TLDR

  • Alibaba’s third-quarter revenue was 284.8 billion yuan ($41.4B), falling short of the 290.7 billion yuan analysts predicted.
  • Year-over-year net income plunged 66–67%, representing the company’s poorest performance since the start of 2024.
  • Substantial expenditures on marketing, quick commerce, and AI infrastructure were responsible for the profit decrease.
  • Cloud revenue increased by 36%, while revenue from AI-related products saw triple-digit growth for a tenth straight quarter.
  • Alibaba has committed to investing more than $53 billion in AI and recently increased cloud prices by up to 34%.

(SeaPRwire) –   Alibaba disclosed a difficult December quarter on Thursday, falling short of revenue forecasts and recording a sharp profit decline. The news triggered a 4% drop in its U.S.-listed shares during premarket activity.

Revenue for the quarter ending December 31, 2025, totaled 284.8 billion yuan ($41.4 billion). This missed the analyst consensus of 290.7 billion yuan, representing only a 2% sales increase that had minimal impact.

Alibaba Group Holding Limited, BABA
BABA Stock Card

The net income figure delivered a greater surprise. It plummeted 66% compared to the previous year to 15.6 billion yuan, a decline from 46.4 billion yuan. The company attributed this to a 74% fall in operating income, caused by significant investments in quick commerce, user experience, and technology.
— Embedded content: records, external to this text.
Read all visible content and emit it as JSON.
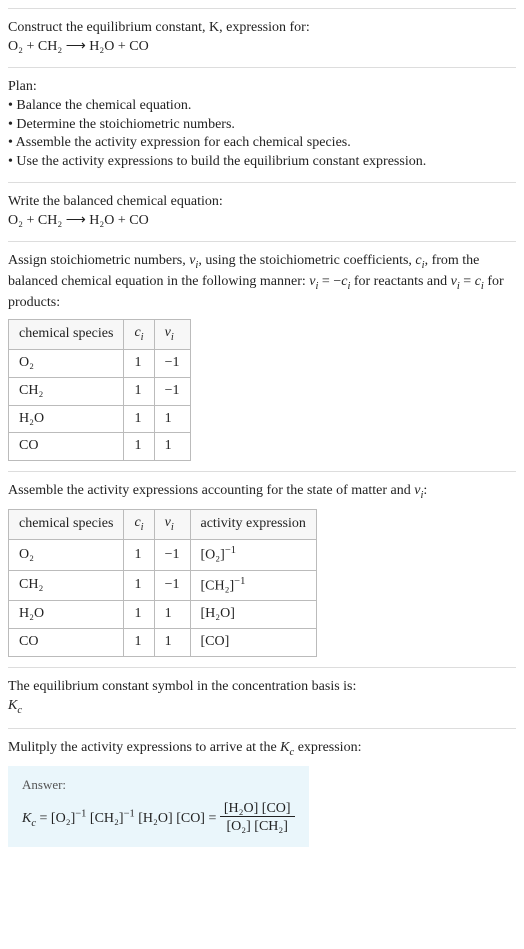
{
  "s1": {
    "title": "Construct the equilibrium constant, K, expression for:",
    "equation": "O₂ + CH₂ ⟶ H₂O + CO"
  },
  "s2": {
    "title": "Plan:",
    "b1": "• Balance the chemical equation.",
    "b2": "• Determine the stoichiometric numbers.",
    "b3": "• Assemble the activity expression for each chemical species.",
    "b4": "• Use the activity expressions to build the equilibrium constant expression."
  },
  "s3": {
    "title": "Write the balanced chemical equation:",
    "equation": "O₂ + CH₂ ⟶ H₂O + CO"
  },
  "s4": {
    "t1": "Assign stoichiometric numbers, ",
    "t1v": "ν",
    "t1i": "i",
    "t2": ", using the stoichiometric coefficients, ",
    "t2v": "c",
    "t2i": "i",
    "t3": ", from the balanced chemical equation in the following manner: ",
    "t3eq1l": "ν",
    "t3eq1li": "i",
    "t3eq1m": " = −",
    "t3eq1r": "c",
    "t3eq1ri": "i",
    "t4": " for reactants and ",
    "t4eq2l": "ν",
    "t4eq2li": "i",
    "t4eq2m": " = ",
    "t4eq2r": "c",
    "t4eq2ri": "i",
    "t5": " for products:",
    "h1": "chemical species",
    "h2c": "c",
    "h2i": "i",
    "h3c": "ν",
    "h3i": "i",
    "r1a": "O₂",
    "r1b": "1",
    "r1c": "−1",
    "r2a": "CH₂",
    "r2b": "1",
    "r2c": "−1",
    "r3a": "H₂O",
    "r3b": "1",
    "r3c": "1",
    "r4a": "CO",
    "r4b": "1",
    "r4c": "1"
  },
  "s5": {
    "t1": "Assemble the activity expressions accounting for the state of matter and ",
    "tv": "ν",
    "ti": "i",
    "t2": ":",
    "h1": "chemical species",
    "h2c": "c",
    "h2i": "i",
    "h3c": "ν",
    "h3i": "i",
    "h4": "activity expression",
    "r1a": "O₂",
    "r1b": "1",
    "r1c": "−1",
    "r1d_base": "[O₂]",
    "r1d_exp": "−1",
    "r2a": "CH₂",
    "r2b": "1",
    "r2c": "−1",
    "r2d_base": "[CH₂]",
    "r2d_exp": "−1",
    "r3a": "H₂O",
    "r3b": "1",
    "r3c": "1",
    "r3d": "[H₂O]",
    "r4a": "CO",
    "r4b": "1",
    "r4c": "1",
    "r4d": "[CO]"
  },
  "s6": {
    "t1": "The equilibrium constant symbol in the concentration basis is:",
    "Kc_K": "K",
    "Kc_c": "c"
  },
  "s7": {
    "t1": "Mulitply the activity expressions to arrive at the ",
    "Kc_K": "K",
    "Kc_c": "c",
    "t2": " expression:",
    "answer_label": "Answer:",
    "lhs_K": "K",
    "lhs_c": "c",
    "eq": " = ",
    "p1b": "[O₂]",
    "p1e": "−1",
    "sp": " ",
    "p2b": "[CH₂]",
    "p2e": "−1",
    "p3": "[H₂O]",
    "p4": "[CO]",
    "eq2": " = ",
    "num": "[H₂O] [CO]",
    "den": "[O₂] [CH₂]"
  }
}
These results constitute Alibaba’s weakest profit showing since early 2024.

CEO Eddie Wu offered an optimistic perspective. “This quarter, Alibaba maintained strong investments across our core pillars of AI and consumption,” he stated, labeling AI “one of our primary growth engines.”

Cloud Is Still the Bright Spot

A true growth narrative exists within the financials. Alibaba’s Cloud Intelligence Group achieved 36% revenue growth, generating 43.3 billion yuan for the quarter. Revenue from AI-related products continued its streak of triple-digit growth, now for ten consecutive quarters.

The company has committed to investing over $53 billion in AI across several years. This significantly outpaces Chinese competitors, though it is a small portion of the $650 billion that U.S. cloud leaders intend to spend in 2026.

This week, Alibaba introduced an enterprise-focused agentic AI service named Wukong. It also increased prices for cloud computing and storage by as much as 34%, a step analysts interpret as a shift towards profiting from its AI assets instead of competing on cost.

Morgan Stanley analyst Gary Yu described the introduction of Alibaba Token Hub—a new division bringing nearly all AI activities under CEO Wu’s control—as an indicator of “explosive AI demand from strong token usage.”

Challenges Piling Up

The quarter faced numerous obstacles.

Alibaba’s e-commerce division is experiencing genuine pressure from local competitors. The company invested heavily during China’s Lunar New Year, distributing coupons with Tencent, ByteDance, and Baidu to boost usage of its consumer AI app. Although rivals achieved significant user increases, Morgan Stanley estimates indicate Qwen’s usage remained elevated above levels seen before the campaign.

Tencent is perceived to have an early advantage in agentic AI, owing to its WeChat ecosystem and extensive user data. This presents a difficult structural challenge for Alibaba to address swiftly.

A surprising departure also occurred. Junyang Lin, the principal developer of Alibaba’s Qwen AI models and a crucial person in the firm’s AI shift, departed during the quarter. The reasons were not revealed, but the exit prompted concerns about the consistency of Alibaba’s research trajectory.

Alibaba has reacted by concentrating more on corporate customers. The new Alibaba Token Hub unit combines its AI product offerings under one framework, providing Wu with direct supervision of the company’s efforts to commercialize AI.

Alibaba’s cloud price increase of up to 34% coincided with a similar action by Baidu, which raised its AI cloud prices by up to 30%.